The ship's surgeon was already there, tending to an endless list of injuries: burns, lacerations, and limbs jutting out at impossible angles. At least the man was blessedly unconscious. As it was, Christophe's hands were slick with his blood as he tried to halt the flood of crimson. There were so many tears in his flesh, though, that Christophe felt like he was plugging one of a million holes in a dike; there weren't enough hands in the room to do the job properly.

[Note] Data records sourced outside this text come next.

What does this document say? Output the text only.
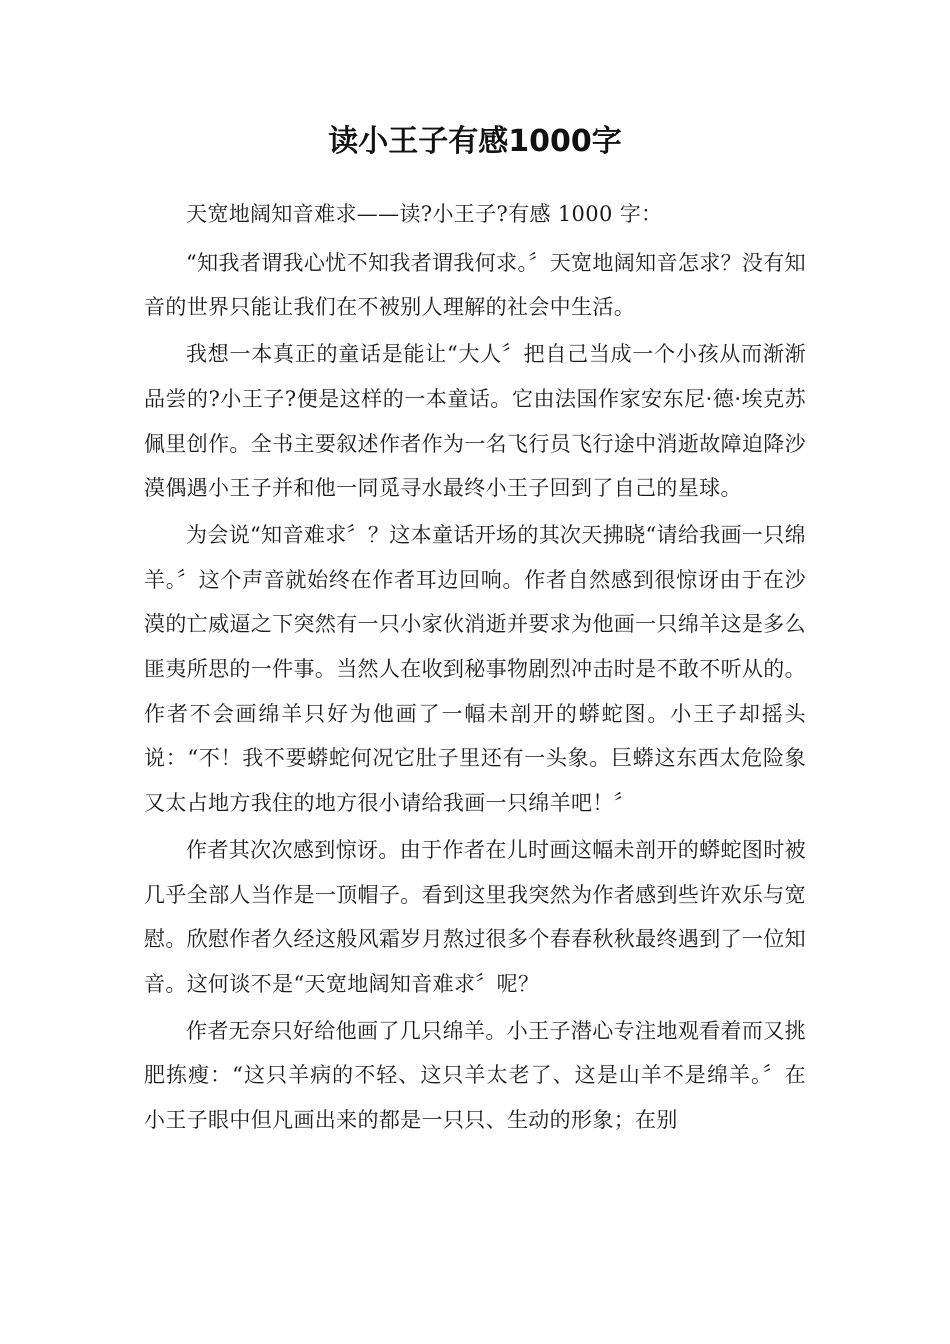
读小王子有感1000字

天宽地阔知音难求——读?小王子?有感 1000 字：

“知我者谓我心忧不知我者谓我何求。〞天宽地阔知音怎求？没有知音的世界只能让我们在不被别人理解的社会中生活。

我想一本真正的童话是能让“大人〞把自己当成一个小孩从而渐渐品尝的?小王子?便是这样的一本童话。它由法国作家安东尼·德·埃克苏佩里创作。全书主要叙述作者作为一名飞行员飞行途中消逝故障迫降沙漠偶遇小王子并和他一同觅寻水最终小王子回到了自己的星球。

为会说“知音难求〞？这本童话开场的其次天拂晓“请给我画一只绵羊。〞这个声音就始终在作者耳边回响。作者自然感到很惊讶由于在沙漠的亡威逼之下突然有一只小家伙消逝并要求为他画一只绵羊这是多么匪夷所思的一件事。当然人在收到秘事物剧烈冲击时是不敢不听从的。作者不会画绵羊只好为他画了一幅未剖开的蟒蛇图。小王子却摇头说：“不！我不要蟒蛇何况它肚子里还有一头象。巨蟒这东西太危险象又太占地方我住的地方很小请给我画一只绵羊吧！〞

作者其次次感到惊讶。由于作者在儿时画这幅未剖开的蟒蛇图时被几乎全部人当作是一顶帽子。看到这里我突然为作者感到些许欢乐与宽慰。欣慰作者久经这般风霜岁月熬过很多个春春秋秋最终遇到了一位知音。这何谈不是“天宽地阔知音难求〞呢？

作者无奈只好给他画了几只绵羊。小王子潜心专注地观看着而又挑肥拣瘦：“这只羊病的不轻、这只羊太老了、这是山羊不是绵羊。〞在小王子眼中但凡画出来的都是一只只、生动的形象；在别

Dr. Pugh knelt next to him, pushed the empty fire bucket out of the way, and asked in a gentler voice, "What happened, son?"
Christophe pointed at the open control panel with his chin. He stammered, "We were test-firing the heat ray against some of the growlers. Miguel reported that one of the valve gears had a problem. Prevented the ray from firing. He was trying to fix it when there was an explosion. Miguel was deep in at the time and took the brunt. We managed to get the fire out before it spread. The other crewmen were able to walk themselves down to sick bay, but he..."
Christophe drifted off, sucked in a short shallow breath, and tried to rein in the wild winds of his feelings. Dr. Pugh rested a hand on his shoulder and gave it a firm squeeze. The pair looked at the surgeon.
"What do you reckon, Paul?" Pugh asked.
Christophe regarded Dr. Paul Hansard with a studied frown. He had seen that solemn look too many times on the lunar voyage; it was engraved into his brain, even without the aid of the redundant memory that Miguel always teased him about.
"Mr. Owen and the others will be fine, but Cervantes' injuries are quite severe," the doctor said. "I need to get him to the surgery. I may be able to staunch the bleeding. It's the burns that concern me, especially the ones in his lungs."
There was a shuffle at the door. Mr. Rathbone entered and took in the scene with horrified eyes. Christophe watched the man navigate around the mud of sand and blood. He shifted a loose sheaf of undelivered messages to his other hand, saluted and said, "You sent for me, Captain?"